Incurrió, si se quiere, en el exceso de fustigar a “los tecnócratas neoliberales” con la expresión “tengan para que aprendan”, tras enlistar los supuestos logros histórico-económicos de su gestión. Empero, ajeno al hábito, esta vez no cargó de manera manifiesta o encubierta contra quienes podrían ser sus más emblemáticos representantes. No hubo referencias ni descalificaciones personales o alusivas.
Y, claro, pueden cuestionarse no sin razón esos logros, como también el señalamiento de haber cumplido noventa y ocho de los cien compromisos adquiridos y, desde luego, el repaso tangencial de la situación prevaleciente en salud y seguridad. Sin embargo, el sentido del mensaje parece responder al afán de hacer un balance de la actuación, con cierto dejo de nostalgia y emoción, marcando el término del primer sexenio, conforme al ritmo y la aritmética presidencial.
Más aún, no es aventurado afirmar que el discurso no correspondió a un tercer año de gobierno, sino a tres como si el corriente fuera el último, como si el sexenio tocará a su fin y, por lo mismo, el mandatario se pudiera marchar, como dijo, sin remordimientos de conciencia.

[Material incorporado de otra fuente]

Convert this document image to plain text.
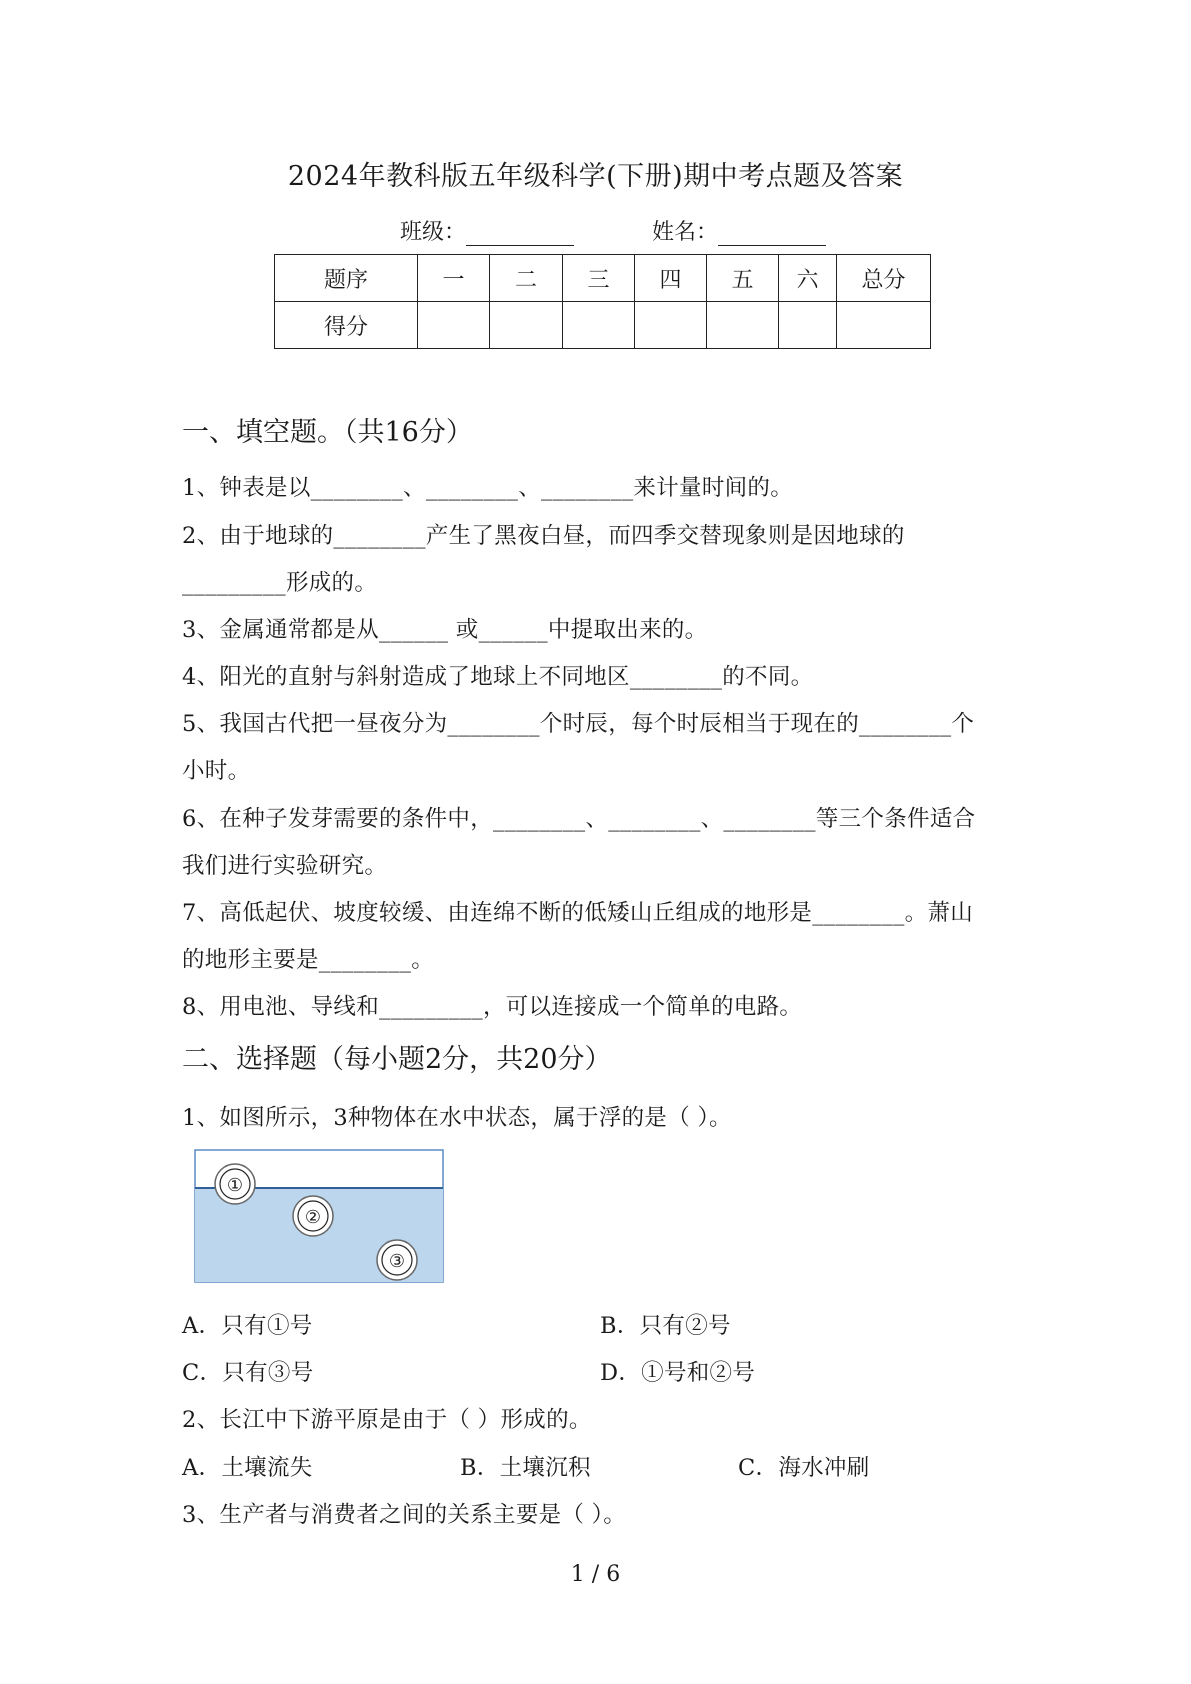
2024年教科版五年级科学(下册)期中考点题及答案
班级：	姓名：
题序	一	二	三	四	五	六	总分
得分							
一、填空题。（共16分）
1、钟表是以________、________、________来计量时间的。
2、由于地球的________产生了黑夜白昼，而四季交替现象则是因地球的
_________形成的。
3、金属通常都是从______ 或______中提取出来的。
4、阳光的直射与斜射造成了地球上不同地区________的不同。
5、我国古代把一昼夜分为________个时辰，每个时辰相当于现在的________个
小时。
6、在种子发芽需要的条件中，________、________、________等三个条件适合
我们进行实验研究。
7、高低起伏、坡度较缓、由连绵不断的低矮山丘组成的地形是________。萧山
的地形主要是________。
8、用电池、导线和_________，可以连接成一个简单的电路。
二、选择题（每小题2分，共20分）
1、如图所示，3种物体在水中状态，属于浮的是（ ）。
①
②
③
A．只有①号	B．只有②号
C．只有③号	D．①号和②号
2、长江中下游平原是由于（ ）形成的。
A．土壤流失	B．土壤沉积	C．海水冲刷
3、生产者与消费者之间的关系主要是（ ）。
1 / 6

A partir de esa perspectiva, quizá, por eso el mandatario invierte y pervierte el objeto del ejercicio revocatorio del mandato, entendiéndolo como ratificatorio. Lo concibe como su reelección para “continuar” hasta finales de septiembre de 2024 y lo tienta la vanidad de protagonizar la aplicación del recurso.
Quiere relegitimar el segundo sexenio de tres años por emprender.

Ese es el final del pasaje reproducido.